Page:Le Littré de la Grand'Côte, éd. 1903.pdf/328

Le texte de cette page a été corrigé et est conforme au fac-similé.

SEMPLE, s. m. — 1. Dans le métier de canut, antérieurement à la Jacquard, le semple était l’ensemble des cordes (voy. ce mot) qui répondait à ce qui est aujourd’hui l’ensemble des crochets. Une corde, appelée aussi lac, représentait ainsi autant d’arcades qu’il y a de chemins (voy. ce mot) dans la largeur de l’étoffe. Un gone, appelé tireur, ou une jeune fille, tirait l’un après l’autre, suivant l’ordre du dessin, les lacs destinés à enlever ainsi les fils, tandis que le canut sigrolait sa navette.

2. Cette disposition avec le nom a été conservée pour le métier à lire les dessins, nommé accrochage, et auquel est appendu le semple. Le liseur prend les cordes du semple dans l’ordre du dessin, et il introduit par derrière une corde transversale pour que les cordes qu’il prend ne se confondent pas avec celles qu’il doit laisser. Quand l’ouvrier a lu ainsi un certain nombre de coups, il tire cette corde transversale qui amène les cordes du semple qu’il a prises. À ces cordes correspondent des emporte-pièces qui s’abaissent et qui, passés sous une presse, destinée à recevoir les cartons, percent les trous. Ce système primitif a été remplacé par une machine appelée l’Accéléré, qui fait le travail plus rapidement, mais qui est basée sur le même principe.

SENÈPI, s. f. — Graine de moutarde. — C’est l’unique mot chez nous où i soit posttonique, c’est-à-dire ne se prononce presque pas. Aussi senèpi est-il un mot patois conservé. — De sinapia pour sinapim.

SENÈPON, SÈNEPON, s. m. — Rougeole. Y a Cadet qu’est tout fatigué. Je crois ben que c’est le sènepon. Par extension, se dit quelquefois de la scarlatine. — De sinopis, couleur rouge faite avec de la terre de Sinope.

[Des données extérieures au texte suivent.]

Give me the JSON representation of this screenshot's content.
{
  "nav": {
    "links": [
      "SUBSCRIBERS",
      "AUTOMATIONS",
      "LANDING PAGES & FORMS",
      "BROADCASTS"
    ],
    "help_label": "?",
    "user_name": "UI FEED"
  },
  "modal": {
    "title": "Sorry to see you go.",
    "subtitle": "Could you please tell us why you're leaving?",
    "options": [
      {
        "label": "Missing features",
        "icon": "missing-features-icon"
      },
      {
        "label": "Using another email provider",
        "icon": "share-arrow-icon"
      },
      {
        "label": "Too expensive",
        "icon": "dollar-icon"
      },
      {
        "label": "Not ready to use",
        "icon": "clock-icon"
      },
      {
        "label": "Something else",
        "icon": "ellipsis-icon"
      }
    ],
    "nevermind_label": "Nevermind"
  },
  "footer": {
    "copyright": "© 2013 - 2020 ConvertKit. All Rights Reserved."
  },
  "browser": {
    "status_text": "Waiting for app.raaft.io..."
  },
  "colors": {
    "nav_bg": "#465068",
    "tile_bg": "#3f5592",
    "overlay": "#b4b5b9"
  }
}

Seneçon. On donne aussi quelquefois ce nom au plantain. Évidemment corruption de seneçon, sous l’influence de senapi, moutarde (de sinapia pour sinapim). Le mot existe en patois.

SENS (san). — Sens devant dimanche, Sens devant derrière. T’as metu ta coiffe sens devant dimanche.

Y a pas de bon sens !… S’y a du bon sens ! Exclamations qui se disent lorsqu’on voit quelque chose d’absolument anormal. Les femmes qui vont maintenant en vélocipatte ! S’y a du bon sens !

Se faire du bon sens, du mauvais sens. C’est ainsi qu’on doit l’écrire, car c’est bien sens et non sang, que nous avons en vue, ainsi que l’indique la prononciation san et non sanque. — À part ça, le brave Bonhote veut qu’on dise faire du mauvais sang, et non se faire, sous prétexte qu’il n’y a pas d’exemple dans les dictionnaires ! S’y a du bon sens ! Les dictionnaires ne peuvent cependant pas tout mettre ! Mais précisément la dernière édit. de l’Acad. donne en exemple : « Se faire du bon sang. »

SENSIBLE. — Sensible comme un organsin brûlé à la teinture. Se dit d’un cœur très sensible, vu que l’organsin brûlé à la teinture tombe en bave rien qu’en le regardant.

Avoir les bôyes sensibles autant le cœur d’une fille. Se dit des personnes très sujettes à avoir le ventre dérangé.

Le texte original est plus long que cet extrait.